Агентура господина Байи работала на славу. Почтенный академик хорошо отомстил тому, кто величал его «сатрапом» и «вором».

Но это было лишь начало.

События 22 января предоставили в руки врагов Дантона благодарный материал, а слабость, проявленная трибуном, давала полную уверенность, что этот материал можно будет тотчас же пустить в ход.

Теперь уже речь шла не о том, чтобы ославить ненавистного демагога. Теперь, казалось, ничто не мешало упрятать его за решетку!..

Просматривая бумаги, связанные с делом Марата, королевский прокурор верховного суда Шатле обратил внимание на некоторые весьма любопытные места в протоколах показаний судебных приставов.

Вновь и вновь перечитывал прокурор отчеркнутые места.

Нет, он не ошибся.

Наконец-то правосудие обладает неоспоримыми уликами против кордельерского главаря! Бедняга в запальчивости сам подписал свой приговор. Он открыто угрожает правительству и подбивает граждан на бунт. Он готов призвать двадцать тысяч мятежников из предместий. Превосходно! К нему вполне может быть применен закон против поджигателей и смутьянов!

И, сделав красными чернилами замечания на полях протоколов, прокурор немедленно переслал их мэру.

Господин Байи не задержал столь важных бумаг.

Двадцать девятого января прокурор составил обвинительный акт.

А 17 марта королевским судом Шатле был издан декрет об аресте и заключении в тюрьму адвоката при Королевских советах господина д'Антона.

Для Жоржа это был гром с ясного неба.

Он давно уже забыл и думать о «деле Марата».

Двадцать третьего января, несмотря на злобное противодействие со стороны клевретов господина Байи, он вступил в Ратушу и занял место в Генеральном совете Коммуны.

В тот же день кордельеры переизбрали его своим председателем.

Его слава и популярность возрастали с недели на неделю.

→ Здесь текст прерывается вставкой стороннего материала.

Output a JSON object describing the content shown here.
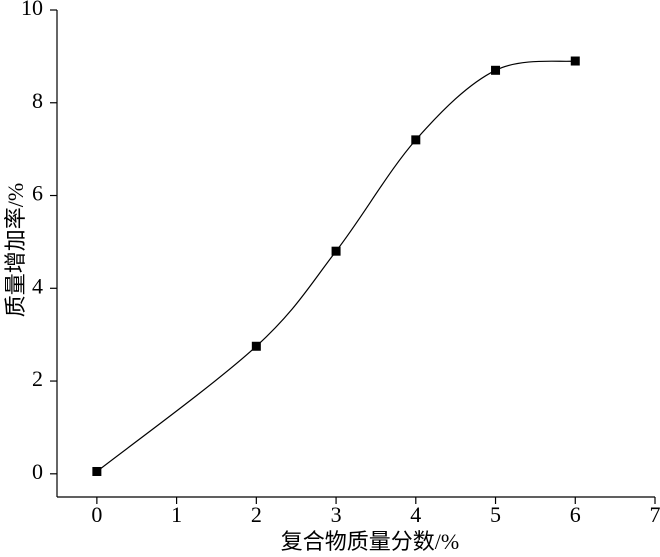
{
  "chart_data": {
    "type": "line",
    "x_label": "复合物质量分数/%",
    "y_label": "质量增加率/%",
    "x": [
      0,
      2,
      3,
      4,
      5,
      6
    ],
    "series": [
      {
        "color": "#000000",
        "values": [
          0.05,
          2.75,
          4.8,
          7.2,
          8.7,
          8.9
        ]
      }
    ],
    "xlim": [
      -0.5,
      7
    ],
    "xticks": [
      0,
      1,
      2,
      3,
      4,
      5,
      6,
      7
    ],
    "ylim": [
      -0.5,
      10
    ],
    "yticks": [
      0,
      2,
      4,
      6,
      8,
      10
    ],
    "smooth": true,
    "markers": "square"
  }
}
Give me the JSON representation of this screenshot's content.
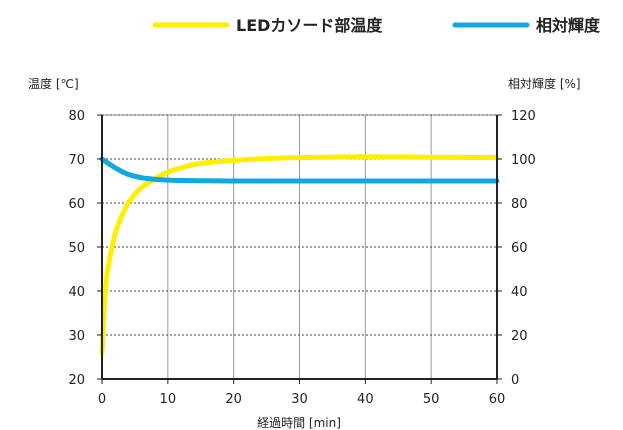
{
  "chart_data": {
    "type": "line",
    "legend_position": "top",
    "grid": true,
    "xlabel": "経過時間 [min]",
    "ylabel_left": "温度 [℃]",
    "ylabel_right": "相対輝度 [%]",
    "xlim": [
      0,
      60
    ],
    "ylim_left": [
      20,
      80
    ],
    "ylim_right": [
      0,
      120
    ],
    "x_ticks": [
      "0",
      "10",
      "20",
      "30",
      "40",
      "50",
      "60"
    ],
    "y_left_ticks": [
      "20",
      "30",
      "40",
      "50",
      "60",
      "70",
      "80"
    ],
    "y_right_ticks": [
      "0",
      "20",
      "40",
      "60",
      "80",
      "100",
      "120"
    ],
    "series": [
      {
        "name": "LEDカソード部温度",
        "axis": "left",
        "color": "#ffee00",
        "x": [
          0,
          0.5,
          1,
          2,
          3,
          4,
          5,
          6,
          8,
          10,
          12,
          15,
          20,
          25,
          30,
          40,
          50,
          60
        ],
        "y": [
          26,
          40,
          46,
          53,
          57,
          60,
          62,
          63.5,
          65.5,
          67,
          68,
          69,
          69.7,
          70.1,
          70.3,
          70.5,
          70.4,
          70.3
        ]
      },
      {
        "name": "相対輝度",
        "axis": "right",
        "color": "#11a7df",
        "x": [
          0,
          2,
          4,
          6,
          8,
          10,
          12,
          15,
          20,
          30,
          40,
          50,
          60
        ],
        "y": [
          100,
          96,
          93,
          91.5,
          90.8,
          90.4,
          90.2,
          90.1,
          90,
          90,
          90,
          90,
          90
        ]
      }
    ]
  }
}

И вдруг – на тебе, получай!..

Ну, нет. Так-то просто он им не дастся.

Конечно, полгода назад его бы в подобном случае сцапали без разговоров. Тогда никто и не пикнул бы в его защиту. Но теперь… Теперь его знает весь Париж, и заступников у него будет более чем достаточно!

А потому он может спокойно сказать:

– Руки коротки, господа! Скорее ваш знаменитый суд Шатле полетит в тартарары, нежели Жорж Дантон станет его добычей!

И Жорж, не теряя ни мгновенья, принялся за работу.

Прежде всего он обратился к избирателям.

Кордельеры тотчас же подняли свой голос. На следующий день после опубликования декрета был составлен внушительный протест, направленный к остальным дистриктам.

Подавляющее большинство округов поддержало кордельеров и выразило негодование по поводу действий Шатле.

Одновременно были посланы адреса в Учредительное собрание и Ратушу.

В Ратушу, впрочем, вряд ли стоило посылать.

Новые коллеги Дантона не только не оказали ему помощи, но проявили крайнее злорадство, в чем не было ничего удивительного: все они пресмыкались перед господином Байи и держали его сторону.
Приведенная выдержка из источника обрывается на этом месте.